Lot 16
PHILIP HENRY HOWARD SURREY, R.C.A.
Additional Images
Provenance:
Gauvreau Gallery, Montreal
Private Collection, Ontario
Note:
Of Philip Surrey’s work, Robert Ayre wrote in 1940 that it evoked “the loneliness and secrecy of the night, created by still, poised compositions, by sombre colours, by mysterious shadows and, here and there, an eerie light…There is a story in most of Surrey’s paintings: not an anecdote made obvious but a story implied for your own imagination to complete.”

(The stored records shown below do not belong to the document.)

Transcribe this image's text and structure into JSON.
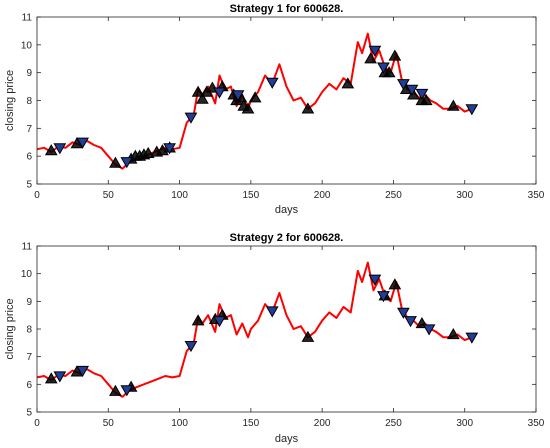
{
  "chart_data": [
    {
      "type": "line",
      "title": "Strategy 1 for 600628.",
      "xlabel": "days",
      "ylabel": "closing price",
      "xlim": [
        0,
        350
      ],
      "ylim": [
        5,
        11
      ],
      "xticks": [
        0,
        50,
        100,
        150,
        200,
        250,
        300,
        350
      ],
      "yticks": [
        5,
        6,
        7,
        8,
        9,
        10,
        11
      ],
      "grid": false,
      "line_color": "#ff0000",
      "series": [
        {
          "x": [
            0,
            5,
            10,
            15,
            20,
            25,
            30,
            35,
            40,
            45,
            50,
            55,
            60,
            65,
            70,
            75,
            80,
            85,
            90,
            95,
            100,
            105,
            110,
            113,
            116,
            120,
            125,
            128,
            132,
            136,
            140,
            144,
            148,
            150,
            155,
            160,
            165,
            170,
            175,
            180,
            185,
            190,
            195,
            200,
            205,
            210,
            215,
            220,
            225,
            228,
            232,
            236,
            240,
            244,
            248,
            252,
            256,
            260,
            264,
            268,
            272,
            276,
            280,
            285,
            290,
            295,
            300,
            305
          ],
          "y": [
            6.25,
            6.3,
            6.15,
            6.35,
            6.3,
            6.5,
            6.4,
            6.55,
            6.4,
            6.3,
            6.0,
            5.7,
            5.55,
            5.8,
            5.9,
            6.0,
            6.1,
            6.2,
            6.3,
            6.25,
            6.3,
            7.2,
            7.5,
            8.4,
            8.2,
            8.5,
            7.9,
            8.9,
            8.4,
            8.5,
            7.8,
            8.2,
            7.7,
            8.0,
            8.3,
            8.9,
            8.6,
            9.3,
            8.5,
            8.0,
            8.1,
            7.7,
            7.9,
            8.3,
            8.6,
            8.4,
            8.8,
            8.6,
            10.1,
            9.7,
            10.4,
            9.4,
            9.8,
            9.2,
            9.0,
            9.7,
            8.7,
            8.4,
            8.3,
            8.1,
            8.2,
            8.0,
            7.9,
            7.7,
            7.7,
            7.8,
            7.6,
            7.7
          ]
        }
      ],
      "markers": {
        "buy_color": "#000000",
        "buy_edge": "#000000",
        "sell_color": "#1f3d99",
        "sell_edge": "#000000",
        "buy": [
          [
            10,
            6.2
          ],
          [
            28,
            6.45
          ],
          [
            55,
            5.75
          ],
          [
            66,
            5.9
          ],
          [
            69,
            6.0
          ],
          [
            72,
            6.0
          ],
          [
            75,
            6.05
          ],
          [
            78,
            6.1
          ],
          [
            84,
            6.15
          ],
          [
            88,
            6.2
          ],
          [
            93,
            6.3
          ],
          [
            113,
            8.3
          ],
          [
            116,
            8.05
          ],
          [
            119,
            8.3
          ],
          [
            123,
            8.45
          ],
          [
            130,
            8.5
          ],
          [
            138,
            8.2
          ],
          [
            140,
            8.0
          ],
          [
            143,
            8.1
          ],
          [
            145,
            7.8
          ],
          [
            148,
            7.7
          ],
          [
            153,
            8.1
          ],
          [
            190,
            7.7
          ],
          [
            218,
            8.6
          ],
          [
            234,
            9.5
          ],
          [
            244,
            9.0
          ],
          [
            247,
            9.0
          ],
          [
            251,
            9.6
          ],
          [
            259,
            8.4
          ],
          [
            264,
            8.2
          ],
          [
            270,
            8.0
          ],
          [
            273,
            8.0
          ],
          [
            292,
            7.8
          ]
        ],
        "sell": [
          [
            16,
            6.3
          ],
          [
            32,
            6.5
          ],
          [
            63,
            5.8
          ],
          [
            93,
            6.3
          ],
          [
            108,
            7.4
          ],
          [
            128,
            8.3
          ],
          [
            141,
            8.2
          ],
          [
            165,
            8.65
          ],
          [
            237,
            9.8
          ],
          [
            243,
            9.2
          ],
          [
            257,
            8.6
          ],
          [
            263,
            8.4
          ],
          [
            270,
            8.25
          ],
          [
            305,
            7.7
          ]
        ]
      }
    },
    {
      "type": "line",
      "title": "Strategy 2 for 600628.",
      "xlabel": "days",
      "ylabel": "closing price",
      "xlim": [
        0,
        350
      ],
      "ylim": [
        5,
        11
      ],
      "xticks": [
        0,
        50,
        100,
        150,
        200,
        250,
        300,
        350
      ],
      "yticks": [
        5,
        6,
        7,
        8,
        9,
        10,
        11
      ],
      "grid": false,
      "line_color": "#ff0000",
      "series": [
        {
          "x": [
            0,
            5,
            10,
            15,
            20,
            25,
            30,
            35,
            40,
            45,
            50,
            55,
            60,
            65,
            70,
            75,
            80,
            85,
            90,
            95,
            100,
            105,
            110,
            113,
            116,
            120,
            125,
            128,
            132,
            136,
            140,
            144,
            148,
            150,
            155,
            160,
            165,
            170,
            175,
            180,
            185,
            190,
            195,
            200,
            205,
            210,
            215,
            220,
            225,
            228,
            232,
            236,
            240,
            244,
            248,
            252,
            256,
            260,
            264,
            268,
            272,
            276,
            280,
            285,
            290,
            295,
            300,
            305
          ],
          "y": [
            6.25,
            6.3,
            6.15,
            6.35,
            6.3,
            6.5,
            6.4,
            6.55,
            6.4,
            6.3,
            6.0,
            5.7,
            5.55,
            5.8,
            5.9,
            6.0,
            6.1,
            6.2,
            6.3,
            6.25,
            6.3,
            7.2,
            7.5,
            8.4,
            8.2,
            8.5,
            7.9,
            8.9,
            8.4,
            8.5,
            7.8,
            8.2,
            7.7,
            8.0,
            8.3,
            8.9,
            8.6,
            9.3,
            8.5,
            8.0,
            8.1,
            7.7,
            7.9,
            8.3,
            8.6,
            8.4,
            8.8,
            8.6,
            10.1,
            9.7,
            10.4,
            9.4,
            9.8,
            9.2,
            9.0,
            9.7,
            8.7,
            8.4,
            8.3,
            8.1,
            8.2,
            8.0,
            7.9,
            7.7,
            7.7,
            7.8,
            7.6,
            7.7
          ]
        }
      ],
      "markers": {
        "buy_color": "#000000",
        "buy_edge": "#000000",
        "sell_color": "#1f3d99",
        "sell_edge": "#000000",
        "buy": [
          [
            10,
            6.2
          ],
          [
            28,
            6.45
          ],
          [
            55,
            5.75
          ],
          [
            66,
            5.9
          ],
          [
            113,
            8.3
          ],
          [
            125,
            8.35
          ],
          [
            130,
            8.5
          ],
          [
            190,
            7.7
          ],
          [
            244,
            9.2
          ],
          [
            251,
            9.6
          ],
          [
            270,
            8.2
          ],
          [
            292,
            7.8
          ]
        ],
        "sell": [
          [
            16,
            6.3
          ],
          [
            32,
            6.5
          ],
          [
            63,
            5.8
          ],
          [
            108,
            7.4
          ],
          [
            128,
            8.3
          ],
          [
            165,
            8.65
          ],
          [
            237,
            9.8
          ],
          [
            243,
            9.2
          ],
          [
            257,
            8.6
          ],
          [
            262,
            8.3
          ],
          [
            275,
            8.0
          ],
          [
            305,
            7.7
          ]
        ]
      }
    }
  ]
}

Indeed, a painting that appears simple at first glance slowly reveals itself to be the intersection of three vignettes: the couple on promenade, a boater on the river, and a car looping around the bend on the road, visible only by its lights. Surrey guides the viewer through the scene masterfully, coaxing the eye around the canvas using the curves of the low-slung telephone wire, the mirrored sweep of the road and the backhand arc of the trees. The effect is cinematic, simultaneously serene and unsettling, in the way of a David Lynch film. The composition functions as a painterly choose-your-own-adventure story, with the viewer left to contemplate the anterior and posterior of this moment in time.
The pivotal moment takes place almost offstage, in the form of the approaching vehicle. Surrey frequently returned to the car as a subject; Gilles Daigneault wrote of Surrey that "...there is one thing that occupies a special place in the artist's imagination and which he often uses to express what he resents most: the automobile." Indeed, in this painting it is the car that will interrupt and perhaps even threaten the couple’s bucolic stroll.
The painting takes its title from a street of the same name, the longest on the Island of Montreal. Gouin wraps around the north side of the island, bordering the Riviere des Prairies.